NOT: Yazıda yer alan italik ifadeler Süleyman Karagülle’ye aittir.
Yorum:
Tarih nereye?
İnsanlık işçilik döneminden ortaklık dönemine geçiyor. Ekseriyet yönetiminden hicret demokrasisine geçiyor, ateizm laikliğinden, inanç özgürlüğü laikliğine geçiyor, teminatlı serbest eğitime geçiyor. Doğum sancısı içindedir. Sermaye ile bürokrasi çatışıyor. Hangisi galip gelecek? İkisi de mağlup olacak. Tarih inkılap gerçekleştirecektir.
Kısaca açıklarsak.
a)İşçilik döneminden ortaklık dönemine geçiyor. Çalışanlar işletmeden ücretlerini nakit olarak almayacaklar işletme payı olarak alacaklar. Paylarını nakit almak istedikleri kimselere satacaklar. Böylece işletmeye ortak olmuş olacaklardır. Sipariş kredisi çalışanlara da çalışmayanlara da avans olarak verilecektir. Faizli paranın misyonu sona erecektir.
b) İnsanlar semtler kuracaklar, bucaklar kuracaklar. Halk lojmanlı işyerlerinde çalışacak. Beğenmediği semti veya bucağı değiştirecektir. Ekseriyet kararı olmayacaktır. Nispi sistemle yönetilen bucakta yöneticiler tam yetkili olacak.
c) Ateizm de bir dindir. Onun da yaşam hakkı bardır. Herkes istediği tarikatları kuracak, kamu payını alacak. Kimse kimseye baskı yapmayacak.
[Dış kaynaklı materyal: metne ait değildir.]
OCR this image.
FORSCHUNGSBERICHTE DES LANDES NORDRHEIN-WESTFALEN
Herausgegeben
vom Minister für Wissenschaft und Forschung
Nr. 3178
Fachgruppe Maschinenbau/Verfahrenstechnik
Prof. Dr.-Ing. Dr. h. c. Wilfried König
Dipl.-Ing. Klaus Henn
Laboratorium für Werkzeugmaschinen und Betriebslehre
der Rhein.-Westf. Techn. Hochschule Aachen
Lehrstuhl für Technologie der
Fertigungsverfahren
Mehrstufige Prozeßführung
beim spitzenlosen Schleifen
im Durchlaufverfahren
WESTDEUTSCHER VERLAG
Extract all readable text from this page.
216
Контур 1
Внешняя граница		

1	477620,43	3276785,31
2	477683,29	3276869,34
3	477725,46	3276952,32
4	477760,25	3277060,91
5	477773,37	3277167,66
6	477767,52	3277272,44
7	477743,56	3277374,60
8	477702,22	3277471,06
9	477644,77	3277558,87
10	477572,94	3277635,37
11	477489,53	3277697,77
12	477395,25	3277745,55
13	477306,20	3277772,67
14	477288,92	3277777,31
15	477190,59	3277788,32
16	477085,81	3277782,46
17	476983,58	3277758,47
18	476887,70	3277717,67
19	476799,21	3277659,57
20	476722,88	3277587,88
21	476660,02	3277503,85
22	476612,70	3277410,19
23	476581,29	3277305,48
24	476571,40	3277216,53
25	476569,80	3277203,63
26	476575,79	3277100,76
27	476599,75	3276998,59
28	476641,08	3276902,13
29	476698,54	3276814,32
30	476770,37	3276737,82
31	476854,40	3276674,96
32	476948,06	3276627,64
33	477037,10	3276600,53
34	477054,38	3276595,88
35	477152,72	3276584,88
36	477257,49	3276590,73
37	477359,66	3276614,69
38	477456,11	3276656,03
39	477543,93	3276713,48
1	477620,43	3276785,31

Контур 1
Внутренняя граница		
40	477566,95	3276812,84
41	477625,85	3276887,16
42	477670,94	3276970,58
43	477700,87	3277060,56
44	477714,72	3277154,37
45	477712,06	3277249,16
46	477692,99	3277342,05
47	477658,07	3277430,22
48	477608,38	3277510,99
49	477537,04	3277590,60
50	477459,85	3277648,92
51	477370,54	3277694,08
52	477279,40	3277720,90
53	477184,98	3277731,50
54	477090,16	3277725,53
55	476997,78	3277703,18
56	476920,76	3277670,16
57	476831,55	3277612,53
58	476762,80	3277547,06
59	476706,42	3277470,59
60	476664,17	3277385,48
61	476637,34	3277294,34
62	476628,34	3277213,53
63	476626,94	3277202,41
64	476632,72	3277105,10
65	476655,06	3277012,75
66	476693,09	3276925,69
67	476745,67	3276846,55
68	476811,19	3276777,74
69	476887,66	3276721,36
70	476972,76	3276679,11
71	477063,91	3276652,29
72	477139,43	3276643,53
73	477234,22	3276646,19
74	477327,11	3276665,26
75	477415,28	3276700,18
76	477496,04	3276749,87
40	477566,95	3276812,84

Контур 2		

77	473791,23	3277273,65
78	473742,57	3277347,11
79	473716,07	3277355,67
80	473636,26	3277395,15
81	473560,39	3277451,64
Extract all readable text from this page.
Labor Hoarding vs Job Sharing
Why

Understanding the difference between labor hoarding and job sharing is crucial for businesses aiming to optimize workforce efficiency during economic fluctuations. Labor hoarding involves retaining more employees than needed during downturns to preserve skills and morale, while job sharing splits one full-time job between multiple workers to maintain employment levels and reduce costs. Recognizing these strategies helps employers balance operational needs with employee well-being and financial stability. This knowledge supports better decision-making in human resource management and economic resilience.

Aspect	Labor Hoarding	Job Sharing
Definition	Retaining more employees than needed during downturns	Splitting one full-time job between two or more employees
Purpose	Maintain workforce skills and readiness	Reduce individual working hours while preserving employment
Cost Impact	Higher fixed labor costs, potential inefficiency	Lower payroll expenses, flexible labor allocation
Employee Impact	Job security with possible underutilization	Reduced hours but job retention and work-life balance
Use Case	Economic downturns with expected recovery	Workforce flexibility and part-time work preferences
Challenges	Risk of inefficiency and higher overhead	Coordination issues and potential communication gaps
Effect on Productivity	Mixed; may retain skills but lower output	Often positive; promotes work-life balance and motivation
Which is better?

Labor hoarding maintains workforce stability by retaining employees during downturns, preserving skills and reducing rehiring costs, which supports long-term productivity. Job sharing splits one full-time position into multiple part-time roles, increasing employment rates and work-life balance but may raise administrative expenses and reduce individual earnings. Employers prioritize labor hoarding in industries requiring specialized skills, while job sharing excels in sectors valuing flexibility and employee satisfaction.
Ahlak ekonomiyi, yönetimi ve ilmi yönlendirmeyecek.
d) Milli Eğitim Bakanlığı olmayacak. Medreseler olacak. Her derse istediği programı istediği şekilde uygulayacak. Medreselerin ortak imtihanları onlar tarafından verilecek. Herkese dayanışma içinde güvence verecektir. Diplomayı veren diplomalının yaptığından sorumlu olacak. Halk diplomalılarla iş yaparsa işi teminatlı olacak. Örneğin ehliyeti olmayanlar da araba kullanabilecek ama kaza yaptığında kendisi ödeyecek. Ödeyemezse zorunlu çalışma yerlerine alınacak. Ehliyeti varsa dayanışma ortaklığı öder.
Sonuç olarak bugün bürokrasi ile kapitalizm arasında savaş var. İkisi de mağlup olacaktır. Adil Düzen gelecektir.